Select your USB HDD or Removable devices from the boot menu and it should boot into Pop!_OS.
2. Install Pop!_OS
Once you successfully boot to the new Pop!_OS USB you’ve created, run through the setup process selecting your language and keyboard layouts. When you arrive at the option for a clean or custom install, select custom.
From the custom installation menu, you should be able to see a preview of the partitions on the system, including the space you freed up. This will be called “unused” space. Click on ‘Modify Partitions…’ near the bottom.
A GParted window will open. Right click on the unallocated space and select ‘New’.
Now a window will come up allowing you to format the partition to the Linux file system. Ensure the the free space remaining is set to 0 and the file system will be formatted as ext4. Click Add.
Now click the green check and click apply. Once the operation is done you can close out GParted.
Click on the new partition and make sure ‘Use partition’ is selected. Select it to format and ensure it is being used as the ‘Root (/)’ with the ext4 file system.
Now click on ‘Erase and Install’. Pop!_OS will install on your system alongside Windows. Once it is done restart your computer.
Important! Windows uses it’s /boot partition as a part of its update process. Your boot partitions available space may eventually be filled with Linux Kernels, this will prevent Windows from updating correctly. To fix this occasionally run the following commands after rebooting Linux, this will clean out older Kernels, freeing up space. sudo apt autoremove sudo apt auto clean
You may have noticed your system booted directly into the Linux partition without the Windows 10 option. Now we will update our system and help GRUB recognize the Windows partition.
1. Update Your System
Open a terminal and run the following commands:
sudo apt update sudo apt upgrade
2. Installing OS-Prober
Now we will install a tool to help Pop!_OS recognize the Windows partition.

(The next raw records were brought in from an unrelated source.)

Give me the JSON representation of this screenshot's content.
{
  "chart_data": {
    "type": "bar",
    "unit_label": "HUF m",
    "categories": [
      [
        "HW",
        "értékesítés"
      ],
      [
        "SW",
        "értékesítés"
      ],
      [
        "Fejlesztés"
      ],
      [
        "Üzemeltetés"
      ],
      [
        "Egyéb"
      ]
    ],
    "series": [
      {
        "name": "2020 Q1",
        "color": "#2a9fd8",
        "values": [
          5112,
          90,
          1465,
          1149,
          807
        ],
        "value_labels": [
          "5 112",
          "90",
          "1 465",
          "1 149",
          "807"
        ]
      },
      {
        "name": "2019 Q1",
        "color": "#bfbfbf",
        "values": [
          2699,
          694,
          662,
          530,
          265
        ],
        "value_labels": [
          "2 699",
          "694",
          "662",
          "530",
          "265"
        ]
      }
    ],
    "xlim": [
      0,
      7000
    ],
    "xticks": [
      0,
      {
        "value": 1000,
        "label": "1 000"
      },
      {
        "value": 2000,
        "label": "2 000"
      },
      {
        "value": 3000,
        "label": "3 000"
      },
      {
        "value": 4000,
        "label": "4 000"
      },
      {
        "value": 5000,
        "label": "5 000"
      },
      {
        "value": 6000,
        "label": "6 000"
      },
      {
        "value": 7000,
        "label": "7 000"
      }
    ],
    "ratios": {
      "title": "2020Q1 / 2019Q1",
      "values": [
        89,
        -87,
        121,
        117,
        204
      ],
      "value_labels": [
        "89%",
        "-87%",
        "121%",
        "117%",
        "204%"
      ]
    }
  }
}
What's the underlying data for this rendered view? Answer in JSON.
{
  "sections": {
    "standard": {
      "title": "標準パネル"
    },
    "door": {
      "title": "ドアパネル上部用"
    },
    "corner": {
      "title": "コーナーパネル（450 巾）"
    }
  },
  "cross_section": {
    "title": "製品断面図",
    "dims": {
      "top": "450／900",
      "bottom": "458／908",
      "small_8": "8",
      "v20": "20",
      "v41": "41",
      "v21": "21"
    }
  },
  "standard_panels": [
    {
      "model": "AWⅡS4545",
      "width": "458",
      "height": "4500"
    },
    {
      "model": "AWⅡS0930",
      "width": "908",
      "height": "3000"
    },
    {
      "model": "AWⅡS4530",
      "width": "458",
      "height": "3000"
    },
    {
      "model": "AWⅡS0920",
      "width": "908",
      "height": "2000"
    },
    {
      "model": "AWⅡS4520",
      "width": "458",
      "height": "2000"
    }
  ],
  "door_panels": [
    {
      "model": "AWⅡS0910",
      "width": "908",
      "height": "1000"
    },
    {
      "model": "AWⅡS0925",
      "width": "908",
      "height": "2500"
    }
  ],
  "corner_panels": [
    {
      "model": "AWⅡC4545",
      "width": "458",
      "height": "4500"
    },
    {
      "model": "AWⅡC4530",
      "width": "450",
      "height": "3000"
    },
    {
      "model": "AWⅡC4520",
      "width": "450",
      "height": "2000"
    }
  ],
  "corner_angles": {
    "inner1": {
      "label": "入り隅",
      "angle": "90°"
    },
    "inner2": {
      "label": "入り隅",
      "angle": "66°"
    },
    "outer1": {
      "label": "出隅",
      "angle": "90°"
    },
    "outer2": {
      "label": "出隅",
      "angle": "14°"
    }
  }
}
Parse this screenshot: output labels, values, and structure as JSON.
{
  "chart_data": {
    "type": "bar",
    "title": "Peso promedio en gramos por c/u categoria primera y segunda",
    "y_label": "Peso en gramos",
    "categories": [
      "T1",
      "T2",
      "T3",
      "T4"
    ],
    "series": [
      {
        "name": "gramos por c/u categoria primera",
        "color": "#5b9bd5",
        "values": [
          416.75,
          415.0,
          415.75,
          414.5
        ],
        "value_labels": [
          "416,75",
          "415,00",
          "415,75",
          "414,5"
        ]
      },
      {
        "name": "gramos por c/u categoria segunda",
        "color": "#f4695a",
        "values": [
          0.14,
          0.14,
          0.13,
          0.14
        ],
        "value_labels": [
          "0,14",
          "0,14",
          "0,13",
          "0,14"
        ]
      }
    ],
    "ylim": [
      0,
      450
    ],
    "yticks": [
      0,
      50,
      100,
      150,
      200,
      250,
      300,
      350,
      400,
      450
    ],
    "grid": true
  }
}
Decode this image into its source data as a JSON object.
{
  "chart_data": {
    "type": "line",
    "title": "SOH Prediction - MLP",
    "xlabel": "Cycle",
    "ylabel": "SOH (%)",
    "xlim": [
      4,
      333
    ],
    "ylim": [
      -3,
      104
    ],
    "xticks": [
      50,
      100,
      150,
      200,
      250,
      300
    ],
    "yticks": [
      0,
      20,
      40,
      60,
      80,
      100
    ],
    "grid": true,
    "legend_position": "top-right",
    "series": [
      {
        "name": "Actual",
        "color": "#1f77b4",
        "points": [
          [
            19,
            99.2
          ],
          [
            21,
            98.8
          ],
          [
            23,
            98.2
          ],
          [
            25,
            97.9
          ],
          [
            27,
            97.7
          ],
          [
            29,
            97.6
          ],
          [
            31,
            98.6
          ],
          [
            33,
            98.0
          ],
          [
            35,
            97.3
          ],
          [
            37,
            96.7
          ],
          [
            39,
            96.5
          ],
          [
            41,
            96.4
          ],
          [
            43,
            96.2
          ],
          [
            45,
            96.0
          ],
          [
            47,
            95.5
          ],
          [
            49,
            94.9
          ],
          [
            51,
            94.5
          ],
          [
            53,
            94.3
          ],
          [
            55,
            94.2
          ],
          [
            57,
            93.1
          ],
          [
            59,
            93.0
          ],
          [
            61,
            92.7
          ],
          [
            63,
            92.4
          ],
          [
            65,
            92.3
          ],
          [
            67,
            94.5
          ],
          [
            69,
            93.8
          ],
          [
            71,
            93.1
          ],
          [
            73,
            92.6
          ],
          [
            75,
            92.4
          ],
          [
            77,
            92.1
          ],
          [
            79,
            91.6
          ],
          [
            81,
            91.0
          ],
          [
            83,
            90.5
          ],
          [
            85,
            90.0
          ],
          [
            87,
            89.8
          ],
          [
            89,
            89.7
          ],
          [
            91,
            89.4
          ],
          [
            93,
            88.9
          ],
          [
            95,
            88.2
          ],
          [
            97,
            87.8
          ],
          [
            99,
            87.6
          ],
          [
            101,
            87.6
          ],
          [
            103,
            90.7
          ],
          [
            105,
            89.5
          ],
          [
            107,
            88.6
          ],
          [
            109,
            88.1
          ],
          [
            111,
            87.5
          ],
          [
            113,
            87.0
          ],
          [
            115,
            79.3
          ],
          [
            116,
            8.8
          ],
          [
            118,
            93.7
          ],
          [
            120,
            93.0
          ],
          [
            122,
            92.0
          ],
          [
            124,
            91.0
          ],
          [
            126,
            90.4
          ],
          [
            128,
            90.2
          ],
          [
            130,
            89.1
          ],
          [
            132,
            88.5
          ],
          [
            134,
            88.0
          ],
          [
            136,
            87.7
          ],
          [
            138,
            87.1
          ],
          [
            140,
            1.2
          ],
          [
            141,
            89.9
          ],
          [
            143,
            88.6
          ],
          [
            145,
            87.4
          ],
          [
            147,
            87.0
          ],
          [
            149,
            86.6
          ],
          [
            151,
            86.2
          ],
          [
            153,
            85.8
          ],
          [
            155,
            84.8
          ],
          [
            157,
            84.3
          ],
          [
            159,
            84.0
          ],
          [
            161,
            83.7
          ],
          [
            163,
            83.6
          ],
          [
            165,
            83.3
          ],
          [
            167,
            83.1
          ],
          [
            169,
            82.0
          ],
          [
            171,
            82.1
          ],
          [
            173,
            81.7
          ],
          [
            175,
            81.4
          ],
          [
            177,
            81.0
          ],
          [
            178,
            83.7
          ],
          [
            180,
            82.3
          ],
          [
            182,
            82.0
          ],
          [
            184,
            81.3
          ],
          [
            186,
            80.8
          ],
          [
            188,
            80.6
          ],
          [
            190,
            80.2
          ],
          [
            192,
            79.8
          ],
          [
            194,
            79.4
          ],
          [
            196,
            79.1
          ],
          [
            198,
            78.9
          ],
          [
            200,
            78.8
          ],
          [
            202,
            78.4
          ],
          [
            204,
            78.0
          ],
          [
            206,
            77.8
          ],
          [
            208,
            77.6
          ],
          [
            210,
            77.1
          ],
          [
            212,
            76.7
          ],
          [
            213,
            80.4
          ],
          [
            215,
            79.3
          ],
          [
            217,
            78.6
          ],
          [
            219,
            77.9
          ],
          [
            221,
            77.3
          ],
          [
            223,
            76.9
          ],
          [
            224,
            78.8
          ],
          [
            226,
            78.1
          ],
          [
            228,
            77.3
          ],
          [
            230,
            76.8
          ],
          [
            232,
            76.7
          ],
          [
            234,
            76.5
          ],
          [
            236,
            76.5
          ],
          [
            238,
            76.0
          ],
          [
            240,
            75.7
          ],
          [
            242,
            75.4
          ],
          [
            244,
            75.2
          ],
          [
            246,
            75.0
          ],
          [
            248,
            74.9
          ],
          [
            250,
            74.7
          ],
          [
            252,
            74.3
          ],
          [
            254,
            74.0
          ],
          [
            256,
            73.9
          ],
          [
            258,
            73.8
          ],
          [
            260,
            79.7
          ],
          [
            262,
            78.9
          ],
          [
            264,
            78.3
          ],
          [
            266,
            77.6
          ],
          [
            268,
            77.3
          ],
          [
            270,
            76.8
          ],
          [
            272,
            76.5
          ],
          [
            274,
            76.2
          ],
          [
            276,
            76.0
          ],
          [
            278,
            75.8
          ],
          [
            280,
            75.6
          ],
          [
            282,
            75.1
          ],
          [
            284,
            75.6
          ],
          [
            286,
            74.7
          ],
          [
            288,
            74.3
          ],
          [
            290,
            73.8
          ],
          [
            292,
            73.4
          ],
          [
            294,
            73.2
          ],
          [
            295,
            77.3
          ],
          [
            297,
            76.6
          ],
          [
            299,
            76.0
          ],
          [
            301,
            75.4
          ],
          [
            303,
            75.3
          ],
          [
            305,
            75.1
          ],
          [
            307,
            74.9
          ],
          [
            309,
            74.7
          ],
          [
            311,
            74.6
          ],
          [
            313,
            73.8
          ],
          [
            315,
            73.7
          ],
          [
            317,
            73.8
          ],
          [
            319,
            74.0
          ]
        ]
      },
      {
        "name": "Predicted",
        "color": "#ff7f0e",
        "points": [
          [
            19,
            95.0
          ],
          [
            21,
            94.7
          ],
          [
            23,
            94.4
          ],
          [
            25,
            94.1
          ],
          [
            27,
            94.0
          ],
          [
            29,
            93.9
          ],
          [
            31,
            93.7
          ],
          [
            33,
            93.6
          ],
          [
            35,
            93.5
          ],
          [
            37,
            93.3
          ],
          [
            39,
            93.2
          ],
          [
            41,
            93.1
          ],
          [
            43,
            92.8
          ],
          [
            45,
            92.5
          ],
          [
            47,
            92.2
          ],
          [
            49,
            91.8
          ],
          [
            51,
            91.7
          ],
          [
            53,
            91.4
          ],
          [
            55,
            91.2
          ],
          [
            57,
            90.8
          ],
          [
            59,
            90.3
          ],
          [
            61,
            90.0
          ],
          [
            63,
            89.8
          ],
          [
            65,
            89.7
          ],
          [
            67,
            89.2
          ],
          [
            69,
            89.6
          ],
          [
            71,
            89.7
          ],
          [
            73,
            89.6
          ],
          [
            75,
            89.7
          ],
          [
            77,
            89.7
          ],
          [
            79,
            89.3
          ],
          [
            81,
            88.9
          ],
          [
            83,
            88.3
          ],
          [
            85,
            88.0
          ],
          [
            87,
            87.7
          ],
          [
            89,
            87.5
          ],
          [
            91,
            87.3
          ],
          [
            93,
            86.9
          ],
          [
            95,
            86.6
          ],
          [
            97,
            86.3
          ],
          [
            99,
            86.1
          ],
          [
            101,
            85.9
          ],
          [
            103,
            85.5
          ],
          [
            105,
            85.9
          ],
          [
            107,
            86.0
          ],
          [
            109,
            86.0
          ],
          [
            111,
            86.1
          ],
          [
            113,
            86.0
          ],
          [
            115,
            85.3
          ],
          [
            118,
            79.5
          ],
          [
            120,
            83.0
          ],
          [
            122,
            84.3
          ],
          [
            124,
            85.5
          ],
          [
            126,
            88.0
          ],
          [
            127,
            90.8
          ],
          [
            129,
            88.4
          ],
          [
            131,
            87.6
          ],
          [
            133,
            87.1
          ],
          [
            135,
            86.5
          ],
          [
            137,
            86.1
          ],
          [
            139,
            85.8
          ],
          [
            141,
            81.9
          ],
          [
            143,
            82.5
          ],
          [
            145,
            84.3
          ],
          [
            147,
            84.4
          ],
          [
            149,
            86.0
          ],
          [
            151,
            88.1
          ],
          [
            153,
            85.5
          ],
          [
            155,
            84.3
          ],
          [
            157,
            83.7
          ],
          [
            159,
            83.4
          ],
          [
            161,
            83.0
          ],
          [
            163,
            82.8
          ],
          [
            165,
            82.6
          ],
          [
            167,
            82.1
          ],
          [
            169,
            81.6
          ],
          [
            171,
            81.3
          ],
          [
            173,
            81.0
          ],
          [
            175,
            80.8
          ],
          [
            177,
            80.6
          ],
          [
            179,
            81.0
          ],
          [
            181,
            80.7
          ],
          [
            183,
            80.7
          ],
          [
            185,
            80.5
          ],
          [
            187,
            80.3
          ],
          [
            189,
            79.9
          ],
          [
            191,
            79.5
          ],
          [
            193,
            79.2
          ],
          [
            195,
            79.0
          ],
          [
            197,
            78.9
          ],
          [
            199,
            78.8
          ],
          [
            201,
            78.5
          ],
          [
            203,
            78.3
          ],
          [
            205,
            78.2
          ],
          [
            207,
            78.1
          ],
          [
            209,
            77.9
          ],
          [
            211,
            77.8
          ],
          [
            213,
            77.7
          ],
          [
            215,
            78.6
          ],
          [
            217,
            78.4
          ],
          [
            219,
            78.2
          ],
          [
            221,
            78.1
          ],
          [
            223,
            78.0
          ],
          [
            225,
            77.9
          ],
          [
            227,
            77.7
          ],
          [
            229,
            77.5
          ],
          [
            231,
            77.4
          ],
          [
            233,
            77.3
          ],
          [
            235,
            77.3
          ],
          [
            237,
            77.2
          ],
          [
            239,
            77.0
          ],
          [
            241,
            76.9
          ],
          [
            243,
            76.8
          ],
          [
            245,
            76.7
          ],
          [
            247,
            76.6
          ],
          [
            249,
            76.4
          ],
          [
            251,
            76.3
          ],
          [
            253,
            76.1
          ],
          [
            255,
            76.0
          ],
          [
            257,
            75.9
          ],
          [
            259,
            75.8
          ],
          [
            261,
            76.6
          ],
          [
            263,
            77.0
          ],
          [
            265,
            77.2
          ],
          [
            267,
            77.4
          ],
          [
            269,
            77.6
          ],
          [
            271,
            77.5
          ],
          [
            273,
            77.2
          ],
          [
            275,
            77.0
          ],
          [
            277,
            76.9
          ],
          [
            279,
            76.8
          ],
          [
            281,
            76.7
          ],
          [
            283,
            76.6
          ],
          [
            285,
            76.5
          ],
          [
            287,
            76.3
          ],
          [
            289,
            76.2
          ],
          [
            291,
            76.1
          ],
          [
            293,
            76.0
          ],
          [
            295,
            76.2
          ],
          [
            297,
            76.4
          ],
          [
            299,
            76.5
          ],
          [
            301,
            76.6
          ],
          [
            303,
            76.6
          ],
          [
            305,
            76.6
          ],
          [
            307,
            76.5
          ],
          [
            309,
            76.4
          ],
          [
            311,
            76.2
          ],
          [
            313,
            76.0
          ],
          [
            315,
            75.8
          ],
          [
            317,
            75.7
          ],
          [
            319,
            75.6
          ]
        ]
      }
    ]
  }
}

Run the following commands:
sudo apt install os-prober sudo os-prober
You should see something similar to /dev/sda#:Windows 10:Windows;chain
Run this command so GRUB can update with the new partition data:
Dual Boot Complete!
Now when you restart your computer you will be greeted with the GRUB boot loader on start-up. You will be able to select the partition to boot into. By default it will be set to Pop!_OS so you will have a few seconds to select Windows before it automatically boots into Pop!_OS.